I can't believe it has been 25 years since we lost John Candy.
I have been a fan since the early days of Second City Television, when Candy's talent shone through in characters like TV personality Johnny LaRue, Melonville Mayor Tommy Shanks and clarinetist Yosh Shmenge.
I loved him in "Uncle Buck," "Home Alone," "Summer Rental" and my all time favourite, "Planes, Trains and Automobiles"; but I really fell in love with John Candy, in the platonic sense only, when he agreed to be interviewed for a "Biography" segment to be broadcast on the Weekend edition of CTV National News.
It was November 1993, and Candy's first foray into the field of directing. The movie was called "Hostage for a Day" and was being filmed in Aurora, Ont., north of Toronto.
I didn't know what to expect, when CTV cameraman Anthony Steward and I arrived at the set, but Candy was disarming, and bowled us over with his charm, his kindness and his down to Earth personality.
He also made me giddy. I couldn't stop laughing.
We talked about our high school years; his interest in journalism; he had enrolled at Toronto's Centennial Community College and we traded stories about the people we knew at university. He went to McMaster in Hamilton, while I graduated from Toronto's York University.

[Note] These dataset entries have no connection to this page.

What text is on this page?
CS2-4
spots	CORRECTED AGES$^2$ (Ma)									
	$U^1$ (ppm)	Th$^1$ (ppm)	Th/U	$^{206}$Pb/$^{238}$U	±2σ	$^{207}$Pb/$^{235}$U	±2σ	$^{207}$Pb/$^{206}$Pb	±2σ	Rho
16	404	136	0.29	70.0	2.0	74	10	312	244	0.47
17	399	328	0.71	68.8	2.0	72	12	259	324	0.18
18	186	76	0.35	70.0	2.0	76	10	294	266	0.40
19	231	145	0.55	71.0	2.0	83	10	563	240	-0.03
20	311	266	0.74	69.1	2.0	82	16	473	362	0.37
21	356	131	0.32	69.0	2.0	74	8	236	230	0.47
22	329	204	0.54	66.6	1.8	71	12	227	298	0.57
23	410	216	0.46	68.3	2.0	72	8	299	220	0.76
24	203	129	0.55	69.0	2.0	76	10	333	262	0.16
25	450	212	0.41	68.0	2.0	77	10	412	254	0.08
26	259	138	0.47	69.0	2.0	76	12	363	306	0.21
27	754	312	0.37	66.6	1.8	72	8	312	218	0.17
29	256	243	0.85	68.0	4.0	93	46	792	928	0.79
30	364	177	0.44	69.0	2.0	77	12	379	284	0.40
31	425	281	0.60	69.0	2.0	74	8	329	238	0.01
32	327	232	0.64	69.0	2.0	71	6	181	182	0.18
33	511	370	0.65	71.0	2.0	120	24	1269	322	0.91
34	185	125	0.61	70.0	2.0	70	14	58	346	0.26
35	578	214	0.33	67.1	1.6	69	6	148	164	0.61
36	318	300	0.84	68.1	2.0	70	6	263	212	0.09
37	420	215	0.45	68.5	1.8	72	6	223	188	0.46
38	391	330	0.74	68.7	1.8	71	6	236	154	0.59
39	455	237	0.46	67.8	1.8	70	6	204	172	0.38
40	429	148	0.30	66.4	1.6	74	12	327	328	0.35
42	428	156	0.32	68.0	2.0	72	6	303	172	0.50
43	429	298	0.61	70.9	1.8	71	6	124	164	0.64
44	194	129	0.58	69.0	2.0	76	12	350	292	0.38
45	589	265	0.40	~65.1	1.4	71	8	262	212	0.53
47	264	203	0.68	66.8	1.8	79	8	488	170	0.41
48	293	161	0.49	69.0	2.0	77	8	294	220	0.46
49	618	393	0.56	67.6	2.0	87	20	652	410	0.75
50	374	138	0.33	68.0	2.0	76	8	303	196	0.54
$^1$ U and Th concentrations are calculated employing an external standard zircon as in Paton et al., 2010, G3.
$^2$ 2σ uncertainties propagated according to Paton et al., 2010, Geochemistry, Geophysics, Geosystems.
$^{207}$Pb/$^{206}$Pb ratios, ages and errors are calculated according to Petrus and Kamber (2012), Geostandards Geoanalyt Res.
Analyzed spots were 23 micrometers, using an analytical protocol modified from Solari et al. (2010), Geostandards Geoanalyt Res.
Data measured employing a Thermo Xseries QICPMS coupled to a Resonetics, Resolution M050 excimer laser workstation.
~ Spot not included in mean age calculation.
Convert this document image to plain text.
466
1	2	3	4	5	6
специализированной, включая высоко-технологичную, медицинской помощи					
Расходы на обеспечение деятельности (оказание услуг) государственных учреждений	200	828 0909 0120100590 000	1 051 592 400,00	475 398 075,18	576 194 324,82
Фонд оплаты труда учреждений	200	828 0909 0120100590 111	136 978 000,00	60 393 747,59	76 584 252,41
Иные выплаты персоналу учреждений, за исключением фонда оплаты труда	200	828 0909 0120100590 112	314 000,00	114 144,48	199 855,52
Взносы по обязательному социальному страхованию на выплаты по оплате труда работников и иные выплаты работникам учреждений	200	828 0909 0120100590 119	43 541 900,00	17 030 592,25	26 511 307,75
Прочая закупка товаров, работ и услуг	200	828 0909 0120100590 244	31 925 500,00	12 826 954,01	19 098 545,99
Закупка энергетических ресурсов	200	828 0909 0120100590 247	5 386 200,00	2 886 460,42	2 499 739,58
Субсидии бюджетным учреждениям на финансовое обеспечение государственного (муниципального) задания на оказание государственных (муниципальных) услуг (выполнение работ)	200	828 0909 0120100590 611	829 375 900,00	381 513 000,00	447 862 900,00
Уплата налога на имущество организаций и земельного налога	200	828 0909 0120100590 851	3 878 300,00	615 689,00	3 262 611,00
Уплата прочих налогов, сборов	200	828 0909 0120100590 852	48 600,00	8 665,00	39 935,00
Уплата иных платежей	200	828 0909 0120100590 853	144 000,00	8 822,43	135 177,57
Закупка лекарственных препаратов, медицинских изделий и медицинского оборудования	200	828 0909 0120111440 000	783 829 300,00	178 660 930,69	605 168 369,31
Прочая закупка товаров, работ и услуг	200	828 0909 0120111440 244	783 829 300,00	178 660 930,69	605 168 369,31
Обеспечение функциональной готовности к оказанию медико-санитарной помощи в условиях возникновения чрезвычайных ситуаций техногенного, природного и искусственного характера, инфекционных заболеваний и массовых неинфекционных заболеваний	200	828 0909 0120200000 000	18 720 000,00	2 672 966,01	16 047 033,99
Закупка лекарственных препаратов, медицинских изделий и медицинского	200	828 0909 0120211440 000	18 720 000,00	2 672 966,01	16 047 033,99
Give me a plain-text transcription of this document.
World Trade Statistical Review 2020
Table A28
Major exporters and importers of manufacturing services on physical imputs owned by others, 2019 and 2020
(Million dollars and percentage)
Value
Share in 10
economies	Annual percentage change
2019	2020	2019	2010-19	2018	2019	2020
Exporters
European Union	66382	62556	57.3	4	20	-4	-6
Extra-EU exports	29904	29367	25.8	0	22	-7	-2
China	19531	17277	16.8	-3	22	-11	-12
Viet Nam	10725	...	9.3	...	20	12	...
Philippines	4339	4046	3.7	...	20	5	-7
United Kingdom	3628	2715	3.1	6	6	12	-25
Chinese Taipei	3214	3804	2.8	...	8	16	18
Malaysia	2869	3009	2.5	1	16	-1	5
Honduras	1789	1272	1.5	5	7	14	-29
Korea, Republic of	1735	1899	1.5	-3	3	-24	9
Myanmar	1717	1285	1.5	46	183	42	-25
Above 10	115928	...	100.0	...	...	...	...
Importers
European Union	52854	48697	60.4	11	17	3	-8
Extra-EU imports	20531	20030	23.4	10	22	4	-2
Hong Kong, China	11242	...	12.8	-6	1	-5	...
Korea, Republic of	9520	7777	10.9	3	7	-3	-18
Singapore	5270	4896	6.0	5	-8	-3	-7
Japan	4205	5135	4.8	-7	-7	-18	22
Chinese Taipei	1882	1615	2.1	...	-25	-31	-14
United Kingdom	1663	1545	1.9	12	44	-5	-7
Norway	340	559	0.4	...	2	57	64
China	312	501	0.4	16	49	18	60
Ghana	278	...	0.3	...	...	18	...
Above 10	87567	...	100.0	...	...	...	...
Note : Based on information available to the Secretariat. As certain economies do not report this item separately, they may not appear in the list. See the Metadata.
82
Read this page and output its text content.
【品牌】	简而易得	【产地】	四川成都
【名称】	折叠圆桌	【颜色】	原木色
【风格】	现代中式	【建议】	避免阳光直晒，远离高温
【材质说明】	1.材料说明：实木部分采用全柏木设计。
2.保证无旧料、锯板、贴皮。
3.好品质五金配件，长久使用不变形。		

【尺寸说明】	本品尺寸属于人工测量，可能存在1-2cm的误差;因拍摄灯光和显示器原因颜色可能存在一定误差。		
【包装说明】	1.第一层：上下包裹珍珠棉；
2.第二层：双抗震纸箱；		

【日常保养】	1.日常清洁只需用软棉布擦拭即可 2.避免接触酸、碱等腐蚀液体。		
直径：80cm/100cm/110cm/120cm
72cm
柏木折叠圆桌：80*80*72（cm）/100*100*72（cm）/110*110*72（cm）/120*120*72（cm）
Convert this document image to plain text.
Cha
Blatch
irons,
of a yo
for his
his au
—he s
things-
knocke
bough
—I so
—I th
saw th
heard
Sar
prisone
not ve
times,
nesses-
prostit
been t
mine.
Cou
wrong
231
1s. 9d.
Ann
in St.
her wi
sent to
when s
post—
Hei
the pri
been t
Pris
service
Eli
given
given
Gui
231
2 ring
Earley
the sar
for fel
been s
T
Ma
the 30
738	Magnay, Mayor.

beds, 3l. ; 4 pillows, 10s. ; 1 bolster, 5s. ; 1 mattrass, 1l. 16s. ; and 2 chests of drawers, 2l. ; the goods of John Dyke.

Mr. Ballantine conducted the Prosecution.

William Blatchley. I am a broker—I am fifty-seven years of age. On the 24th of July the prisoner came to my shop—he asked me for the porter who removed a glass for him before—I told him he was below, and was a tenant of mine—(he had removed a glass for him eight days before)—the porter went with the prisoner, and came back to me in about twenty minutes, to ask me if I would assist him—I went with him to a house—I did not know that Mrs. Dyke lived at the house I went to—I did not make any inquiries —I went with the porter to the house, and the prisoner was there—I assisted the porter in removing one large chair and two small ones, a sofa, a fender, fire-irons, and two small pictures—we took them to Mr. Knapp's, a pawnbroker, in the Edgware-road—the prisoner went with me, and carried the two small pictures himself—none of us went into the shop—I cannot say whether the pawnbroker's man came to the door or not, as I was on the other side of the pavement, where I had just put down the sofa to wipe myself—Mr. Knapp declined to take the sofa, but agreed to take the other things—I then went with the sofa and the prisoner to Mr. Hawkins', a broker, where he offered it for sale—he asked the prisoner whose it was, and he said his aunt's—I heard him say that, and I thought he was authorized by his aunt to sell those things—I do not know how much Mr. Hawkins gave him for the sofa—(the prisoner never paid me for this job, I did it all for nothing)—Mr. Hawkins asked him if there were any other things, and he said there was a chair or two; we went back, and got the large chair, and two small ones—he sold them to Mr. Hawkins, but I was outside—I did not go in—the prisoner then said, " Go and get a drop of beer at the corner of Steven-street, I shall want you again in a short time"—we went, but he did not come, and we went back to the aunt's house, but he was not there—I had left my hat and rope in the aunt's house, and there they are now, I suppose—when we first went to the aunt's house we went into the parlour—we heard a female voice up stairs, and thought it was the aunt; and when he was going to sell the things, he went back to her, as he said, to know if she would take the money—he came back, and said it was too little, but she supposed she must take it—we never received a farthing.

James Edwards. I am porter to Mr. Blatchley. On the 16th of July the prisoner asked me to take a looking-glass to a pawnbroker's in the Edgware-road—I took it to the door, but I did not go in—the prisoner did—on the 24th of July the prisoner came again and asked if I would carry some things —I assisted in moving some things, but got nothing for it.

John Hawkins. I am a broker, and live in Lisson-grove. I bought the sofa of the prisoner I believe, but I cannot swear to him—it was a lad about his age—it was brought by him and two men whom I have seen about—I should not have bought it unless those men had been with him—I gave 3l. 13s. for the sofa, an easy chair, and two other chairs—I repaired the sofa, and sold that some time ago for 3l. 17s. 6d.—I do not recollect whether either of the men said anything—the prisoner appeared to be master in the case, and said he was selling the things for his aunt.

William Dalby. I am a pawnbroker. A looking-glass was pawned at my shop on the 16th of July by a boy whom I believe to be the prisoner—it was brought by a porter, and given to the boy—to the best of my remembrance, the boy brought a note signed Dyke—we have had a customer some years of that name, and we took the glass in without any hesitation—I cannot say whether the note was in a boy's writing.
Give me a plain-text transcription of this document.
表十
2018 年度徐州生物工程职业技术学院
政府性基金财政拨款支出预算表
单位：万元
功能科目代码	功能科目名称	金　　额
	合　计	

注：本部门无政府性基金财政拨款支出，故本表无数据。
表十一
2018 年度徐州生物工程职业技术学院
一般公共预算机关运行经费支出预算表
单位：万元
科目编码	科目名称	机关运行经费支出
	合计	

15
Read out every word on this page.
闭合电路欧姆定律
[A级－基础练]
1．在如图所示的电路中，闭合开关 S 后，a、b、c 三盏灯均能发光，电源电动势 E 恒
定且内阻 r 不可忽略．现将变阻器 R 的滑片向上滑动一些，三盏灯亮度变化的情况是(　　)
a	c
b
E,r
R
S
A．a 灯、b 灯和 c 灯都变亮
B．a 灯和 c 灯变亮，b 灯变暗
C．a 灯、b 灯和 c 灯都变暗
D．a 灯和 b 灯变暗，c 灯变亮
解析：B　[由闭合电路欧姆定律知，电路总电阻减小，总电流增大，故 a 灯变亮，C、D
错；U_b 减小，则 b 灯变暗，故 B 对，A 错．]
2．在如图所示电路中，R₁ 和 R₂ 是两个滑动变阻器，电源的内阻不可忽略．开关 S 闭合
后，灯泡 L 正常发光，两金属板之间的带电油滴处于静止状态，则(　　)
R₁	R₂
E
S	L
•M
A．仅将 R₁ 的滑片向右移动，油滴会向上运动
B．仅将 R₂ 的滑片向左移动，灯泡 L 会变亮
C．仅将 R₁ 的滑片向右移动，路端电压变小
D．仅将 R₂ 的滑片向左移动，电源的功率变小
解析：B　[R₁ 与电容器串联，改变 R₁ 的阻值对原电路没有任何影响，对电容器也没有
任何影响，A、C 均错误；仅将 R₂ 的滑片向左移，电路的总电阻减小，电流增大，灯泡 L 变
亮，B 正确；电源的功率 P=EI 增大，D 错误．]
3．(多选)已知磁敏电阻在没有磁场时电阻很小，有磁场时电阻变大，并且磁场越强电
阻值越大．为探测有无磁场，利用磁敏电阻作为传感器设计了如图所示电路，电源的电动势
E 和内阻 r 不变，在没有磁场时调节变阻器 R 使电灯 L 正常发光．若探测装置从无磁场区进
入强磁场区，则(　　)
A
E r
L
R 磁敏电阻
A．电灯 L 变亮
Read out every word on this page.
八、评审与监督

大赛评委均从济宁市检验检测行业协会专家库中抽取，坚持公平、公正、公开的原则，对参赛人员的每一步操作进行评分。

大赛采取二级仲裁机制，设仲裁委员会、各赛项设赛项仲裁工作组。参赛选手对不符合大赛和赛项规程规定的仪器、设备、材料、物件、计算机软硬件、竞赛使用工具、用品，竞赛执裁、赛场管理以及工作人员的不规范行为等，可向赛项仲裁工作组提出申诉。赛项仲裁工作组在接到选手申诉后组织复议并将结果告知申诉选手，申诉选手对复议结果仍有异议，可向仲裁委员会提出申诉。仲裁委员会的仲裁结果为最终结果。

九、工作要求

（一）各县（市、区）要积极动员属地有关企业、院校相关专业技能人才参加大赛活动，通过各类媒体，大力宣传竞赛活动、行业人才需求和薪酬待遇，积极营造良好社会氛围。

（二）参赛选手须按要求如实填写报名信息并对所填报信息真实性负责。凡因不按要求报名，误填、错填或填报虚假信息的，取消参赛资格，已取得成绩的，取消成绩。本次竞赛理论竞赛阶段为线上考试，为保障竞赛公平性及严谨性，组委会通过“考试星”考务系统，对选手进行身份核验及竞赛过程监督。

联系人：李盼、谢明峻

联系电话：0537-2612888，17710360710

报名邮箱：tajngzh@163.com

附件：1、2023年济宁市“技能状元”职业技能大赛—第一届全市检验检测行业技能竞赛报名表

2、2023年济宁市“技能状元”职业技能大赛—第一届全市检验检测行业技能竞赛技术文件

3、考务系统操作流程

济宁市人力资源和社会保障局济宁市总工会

We shared common interests in the arts, theatre and journalism, which took us in very different directions; he was on a career trajectory that for me was larger than life; although he left me speechless with his admission that he was a fan of my work.
I only spent a few hours with John Candy, but there was enough of a connection between us, to make me feel overwhelming sadness, when I learned of his death three months later, while he was on vacation in Mexico on March 4, 1994.
Today we remember John Candy and smile.